What should I actually do about it?

Treat CLAUDE.md as a cache-stable contract, not a scratchpad. Concretely:
  1. Audit length. Run your CLAUDE.md through a token counter. If it's north of a few thousand tokens, that number is your per-turn surcharge — go cut it.
  2. Evict the transient. Anything that's true today but not next month leaves the file. Task state goes in your issue tracker or the chat itself, not the standing instructions.
  3. Stop editing it mid-session. Every save during an active session breaks the cache for the rest of that session. Batch CLAUDE.md changes between sessions, where the cost is a single cold start instead of a per-turn penalty.
  4. Push discovery to retrieval. Replace "here is the entire repo layout" with letting the agent find things on demand. That's what context engineering is really about — supplying the right context per turn instead of all context every turn.
  5. Measure, don't guess. Watch your input-token and cache-hit numbers before and after. A leaner, stabler CLAUDE.md should show up as a higher cache-hit rate, immediately.
If you'd rather not police a markdown file by hand forever, this is exactly the kind of thing Tokenade handles automatically — it applies semantic retrieval, output filtering, skeleton compression and lazy MCP loading across Claude Code, Cursor, Codex, Copilot, Windsurf and the rest, and shows you the savings on a dashboard so the cache wins stop being invisible. It's source-available (MIT), free up to about 10M tokens a month, and $19.90/mo (excl. tax) for Pro with unlimited machines if you outgrow that. The CLAUDE.md discipline above is free regardless — the tooling just stops you from having to remember it.

Frequently asked questions

Does CLAUDE.md get re-read on every turn?

Effectively, yes. CLAUDE.md is loaded into the standing instruction layer, and that layer is part of the prefix the model re-processes on every turn of the loop. It isn't a one-time read whose cost you pay once — its tokens participate in every turn's input, which is exactly why size and stability both matter so much. The mitigating factor is prompt caching: if the prefix is identical turn to turn, those re-reads bill at roughly 10% of full input price.

Why does editing CLAUDE.md cost more than the edit itself?

Because caching keys on the longest identical prefix, and CLAUDE.md sits near the front of that prefix. When you change it, the cache stops matching at the point of the change, so not only the edited bytes but everything after them in the prompt re-bills at full input price for the rest of the session. The edit is cheap; the cache invalidation it triggers is the real cost. That's the case for batching CLAUDE.md changes between sessions rather than mid-flight.

Should I just delete CLAUDE.md to save tokens?

No — that throws away the signal with the noise.

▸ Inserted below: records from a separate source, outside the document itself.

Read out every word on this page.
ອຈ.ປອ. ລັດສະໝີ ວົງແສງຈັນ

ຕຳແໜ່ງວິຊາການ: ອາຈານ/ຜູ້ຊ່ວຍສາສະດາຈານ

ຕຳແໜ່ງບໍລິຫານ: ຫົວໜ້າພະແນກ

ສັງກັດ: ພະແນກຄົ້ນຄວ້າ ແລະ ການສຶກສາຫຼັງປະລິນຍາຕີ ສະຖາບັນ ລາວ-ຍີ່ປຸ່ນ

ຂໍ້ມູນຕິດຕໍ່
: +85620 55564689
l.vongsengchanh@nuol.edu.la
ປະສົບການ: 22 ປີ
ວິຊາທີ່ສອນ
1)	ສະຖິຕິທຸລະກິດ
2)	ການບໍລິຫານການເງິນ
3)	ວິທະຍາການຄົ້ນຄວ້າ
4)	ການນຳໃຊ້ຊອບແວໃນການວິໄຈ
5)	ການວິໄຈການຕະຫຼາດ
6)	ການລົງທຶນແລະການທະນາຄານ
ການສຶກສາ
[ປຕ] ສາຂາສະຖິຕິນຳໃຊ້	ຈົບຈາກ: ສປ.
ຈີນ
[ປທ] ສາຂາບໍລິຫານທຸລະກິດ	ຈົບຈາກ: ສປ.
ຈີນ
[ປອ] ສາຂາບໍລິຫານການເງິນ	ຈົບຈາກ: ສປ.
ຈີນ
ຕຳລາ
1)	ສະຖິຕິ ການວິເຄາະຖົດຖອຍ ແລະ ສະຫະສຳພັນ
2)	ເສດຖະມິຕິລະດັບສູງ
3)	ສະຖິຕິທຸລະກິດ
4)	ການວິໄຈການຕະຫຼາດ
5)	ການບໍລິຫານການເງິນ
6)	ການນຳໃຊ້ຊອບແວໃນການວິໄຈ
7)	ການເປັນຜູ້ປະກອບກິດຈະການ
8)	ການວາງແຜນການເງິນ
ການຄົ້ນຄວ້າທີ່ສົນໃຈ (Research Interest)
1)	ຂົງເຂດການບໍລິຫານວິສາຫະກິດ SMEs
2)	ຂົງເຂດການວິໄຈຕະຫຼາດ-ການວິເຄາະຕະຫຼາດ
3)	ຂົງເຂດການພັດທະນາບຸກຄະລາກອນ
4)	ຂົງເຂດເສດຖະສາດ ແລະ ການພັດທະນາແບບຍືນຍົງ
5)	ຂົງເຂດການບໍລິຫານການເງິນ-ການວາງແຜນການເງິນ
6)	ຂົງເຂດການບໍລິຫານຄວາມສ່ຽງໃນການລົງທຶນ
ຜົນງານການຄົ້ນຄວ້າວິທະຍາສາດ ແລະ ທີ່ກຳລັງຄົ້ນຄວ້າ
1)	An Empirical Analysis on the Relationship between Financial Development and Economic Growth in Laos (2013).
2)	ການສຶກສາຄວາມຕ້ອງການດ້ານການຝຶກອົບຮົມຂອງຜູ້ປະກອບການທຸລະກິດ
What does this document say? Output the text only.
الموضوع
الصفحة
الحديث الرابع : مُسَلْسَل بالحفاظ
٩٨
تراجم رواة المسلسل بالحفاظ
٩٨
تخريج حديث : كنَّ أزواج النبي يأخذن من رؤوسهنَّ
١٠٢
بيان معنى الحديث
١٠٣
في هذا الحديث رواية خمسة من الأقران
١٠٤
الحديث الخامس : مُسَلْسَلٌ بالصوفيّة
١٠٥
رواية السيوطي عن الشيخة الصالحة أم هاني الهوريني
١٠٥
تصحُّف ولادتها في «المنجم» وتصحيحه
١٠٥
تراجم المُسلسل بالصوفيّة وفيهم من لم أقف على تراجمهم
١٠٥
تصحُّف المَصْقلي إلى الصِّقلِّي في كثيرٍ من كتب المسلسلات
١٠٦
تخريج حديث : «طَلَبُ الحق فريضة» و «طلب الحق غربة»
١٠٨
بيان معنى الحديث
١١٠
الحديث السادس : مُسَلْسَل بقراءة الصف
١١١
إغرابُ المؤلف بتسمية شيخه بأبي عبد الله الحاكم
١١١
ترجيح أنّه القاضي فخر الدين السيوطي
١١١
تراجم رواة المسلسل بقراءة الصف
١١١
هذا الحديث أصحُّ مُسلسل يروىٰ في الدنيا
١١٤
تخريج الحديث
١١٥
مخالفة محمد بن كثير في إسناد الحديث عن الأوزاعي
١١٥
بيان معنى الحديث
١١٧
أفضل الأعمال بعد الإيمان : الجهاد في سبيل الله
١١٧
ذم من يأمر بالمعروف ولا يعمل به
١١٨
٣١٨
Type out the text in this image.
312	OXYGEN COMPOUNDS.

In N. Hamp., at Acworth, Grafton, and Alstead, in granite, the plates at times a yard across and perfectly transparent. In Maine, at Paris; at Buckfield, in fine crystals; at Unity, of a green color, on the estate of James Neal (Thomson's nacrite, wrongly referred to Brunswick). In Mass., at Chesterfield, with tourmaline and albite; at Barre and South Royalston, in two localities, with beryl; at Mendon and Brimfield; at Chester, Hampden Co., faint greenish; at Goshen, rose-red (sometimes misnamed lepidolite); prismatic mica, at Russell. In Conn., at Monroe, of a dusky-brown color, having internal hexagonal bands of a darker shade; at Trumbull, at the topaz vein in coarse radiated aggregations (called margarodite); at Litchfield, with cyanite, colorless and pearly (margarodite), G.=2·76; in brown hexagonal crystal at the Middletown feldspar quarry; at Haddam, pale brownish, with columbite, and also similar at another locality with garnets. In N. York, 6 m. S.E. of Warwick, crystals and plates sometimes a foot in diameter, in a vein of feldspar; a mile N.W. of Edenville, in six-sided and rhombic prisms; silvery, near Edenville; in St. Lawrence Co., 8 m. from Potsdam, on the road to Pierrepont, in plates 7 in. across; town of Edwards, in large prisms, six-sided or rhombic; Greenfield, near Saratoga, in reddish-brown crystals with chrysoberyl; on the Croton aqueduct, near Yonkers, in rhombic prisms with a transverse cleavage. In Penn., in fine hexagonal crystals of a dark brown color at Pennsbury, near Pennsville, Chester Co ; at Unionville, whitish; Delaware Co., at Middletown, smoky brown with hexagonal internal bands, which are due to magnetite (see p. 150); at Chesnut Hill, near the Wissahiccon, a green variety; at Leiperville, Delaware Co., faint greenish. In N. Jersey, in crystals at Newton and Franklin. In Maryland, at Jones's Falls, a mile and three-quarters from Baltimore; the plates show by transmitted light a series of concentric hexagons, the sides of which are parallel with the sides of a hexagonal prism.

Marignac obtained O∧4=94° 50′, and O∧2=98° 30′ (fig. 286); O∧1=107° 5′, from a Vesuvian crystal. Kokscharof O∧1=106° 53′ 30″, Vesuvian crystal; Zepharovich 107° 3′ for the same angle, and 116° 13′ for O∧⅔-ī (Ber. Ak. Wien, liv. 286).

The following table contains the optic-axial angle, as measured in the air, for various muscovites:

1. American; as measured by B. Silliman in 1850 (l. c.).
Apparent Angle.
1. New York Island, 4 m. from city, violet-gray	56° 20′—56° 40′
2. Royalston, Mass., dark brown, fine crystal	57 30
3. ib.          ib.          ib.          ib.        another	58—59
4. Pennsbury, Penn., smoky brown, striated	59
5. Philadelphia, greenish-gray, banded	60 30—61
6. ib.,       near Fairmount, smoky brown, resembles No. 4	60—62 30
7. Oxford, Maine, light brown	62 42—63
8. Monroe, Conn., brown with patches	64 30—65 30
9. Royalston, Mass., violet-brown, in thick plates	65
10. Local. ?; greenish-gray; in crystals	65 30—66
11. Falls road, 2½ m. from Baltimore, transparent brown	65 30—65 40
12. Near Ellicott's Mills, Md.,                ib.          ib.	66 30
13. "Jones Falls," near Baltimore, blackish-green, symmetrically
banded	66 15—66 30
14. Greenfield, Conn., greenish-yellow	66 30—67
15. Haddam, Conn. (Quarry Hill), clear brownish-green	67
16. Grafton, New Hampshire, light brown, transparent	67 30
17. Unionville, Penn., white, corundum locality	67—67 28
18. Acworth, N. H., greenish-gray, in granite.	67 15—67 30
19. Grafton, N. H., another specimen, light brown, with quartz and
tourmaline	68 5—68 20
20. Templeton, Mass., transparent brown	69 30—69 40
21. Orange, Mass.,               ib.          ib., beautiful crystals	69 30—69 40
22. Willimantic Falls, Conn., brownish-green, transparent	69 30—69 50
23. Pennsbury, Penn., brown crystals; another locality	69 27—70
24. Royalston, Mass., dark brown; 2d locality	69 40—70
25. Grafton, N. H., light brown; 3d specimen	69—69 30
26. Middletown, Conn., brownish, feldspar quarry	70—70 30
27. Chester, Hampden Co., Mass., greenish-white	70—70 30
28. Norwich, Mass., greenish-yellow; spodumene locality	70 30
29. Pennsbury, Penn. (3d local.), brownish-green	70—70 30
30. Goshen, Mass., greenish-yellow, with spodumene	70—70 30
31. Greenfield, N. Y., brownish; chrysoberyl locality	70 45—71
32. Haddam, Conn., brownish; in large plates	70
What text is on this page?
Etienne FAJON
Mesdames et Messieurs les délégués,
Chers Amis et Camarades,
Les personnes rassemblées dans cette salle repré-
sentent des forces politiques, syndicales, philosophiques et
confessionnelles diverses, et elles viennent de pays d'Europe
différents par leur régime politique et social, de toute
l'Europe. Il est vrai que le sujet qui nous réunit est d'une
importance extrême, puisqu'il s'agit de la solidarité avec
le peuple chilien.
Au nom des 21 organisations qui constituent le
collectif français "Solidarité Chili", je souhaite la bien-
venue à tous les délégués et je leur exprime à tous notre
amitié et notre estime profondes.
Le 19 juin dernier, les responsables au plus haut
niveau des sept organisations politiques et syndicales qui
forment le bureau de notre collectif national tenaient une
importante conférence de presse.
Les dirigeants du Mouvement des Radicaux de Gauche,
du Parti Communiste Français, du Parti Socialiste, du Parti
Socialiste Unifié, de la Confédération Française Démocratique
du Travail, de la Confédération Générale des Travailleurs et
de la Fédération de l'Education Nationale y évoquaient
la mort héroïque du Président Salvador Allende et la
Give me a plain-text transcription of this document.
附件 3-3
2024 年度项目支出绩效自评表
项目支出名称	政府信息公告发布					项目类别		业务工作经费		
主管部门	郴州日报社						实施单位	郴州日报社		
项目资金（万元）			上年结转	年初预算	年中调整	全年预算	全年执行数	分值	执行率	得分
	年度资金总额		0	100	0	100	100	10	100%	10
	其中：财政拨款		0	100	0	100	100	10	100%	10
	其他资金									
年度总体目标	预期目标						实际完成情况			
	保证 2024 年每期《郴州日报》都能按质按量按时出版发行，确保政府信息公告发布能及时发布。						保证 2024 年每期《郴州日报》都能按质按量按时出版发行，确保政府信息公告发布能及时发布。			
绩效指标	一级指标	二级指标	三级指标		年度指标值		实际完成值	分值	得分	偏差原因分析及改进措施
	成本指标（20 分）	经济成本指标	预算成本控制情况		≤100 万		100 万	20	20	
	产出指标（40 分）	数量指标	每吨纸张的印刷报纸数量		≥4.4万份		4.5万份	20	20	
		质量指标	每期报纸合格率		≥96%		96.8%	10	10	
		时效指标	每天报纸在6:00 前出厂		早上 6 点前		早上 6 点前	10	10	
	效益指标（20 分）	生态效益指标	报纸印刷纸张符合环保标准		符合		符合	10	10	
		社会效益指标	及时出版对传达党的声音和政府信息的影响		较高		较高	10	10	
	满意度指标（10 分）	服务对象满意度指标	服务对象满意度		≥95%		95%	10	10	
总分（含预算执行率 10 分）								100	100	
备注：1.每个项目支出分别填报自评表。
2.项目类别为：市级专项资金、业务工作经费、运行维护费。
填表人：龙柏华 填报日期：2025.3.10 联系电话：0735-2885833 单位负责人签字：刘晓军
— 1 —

A good CLAUDE.md saves you tokens elsewhere: it stops the agent from rediscovering your build command, your test runner and your conventions through trial and error, each of which costs more than a tight instruction line. The goal is a lean, stable file, not an empty one. Keep the durable rules; evict the documentation dumps and the task-of-the-day notes.

Does this apply to Cursor, Copilot and other agents?

Yes. The mechanism is universal to any agent that pins standing instructions to a re-processed prefix and uses prefix caching — Cursor's rules files, Copilot's instructions, and similar. The names differ; the math doesn't. Any token-billed agent that re-reads its instruction layer every turn rewards a small, stable file and punishes a sprawling, churning one. See agentic coding for why the per-turn re-read is structural rather than incidental.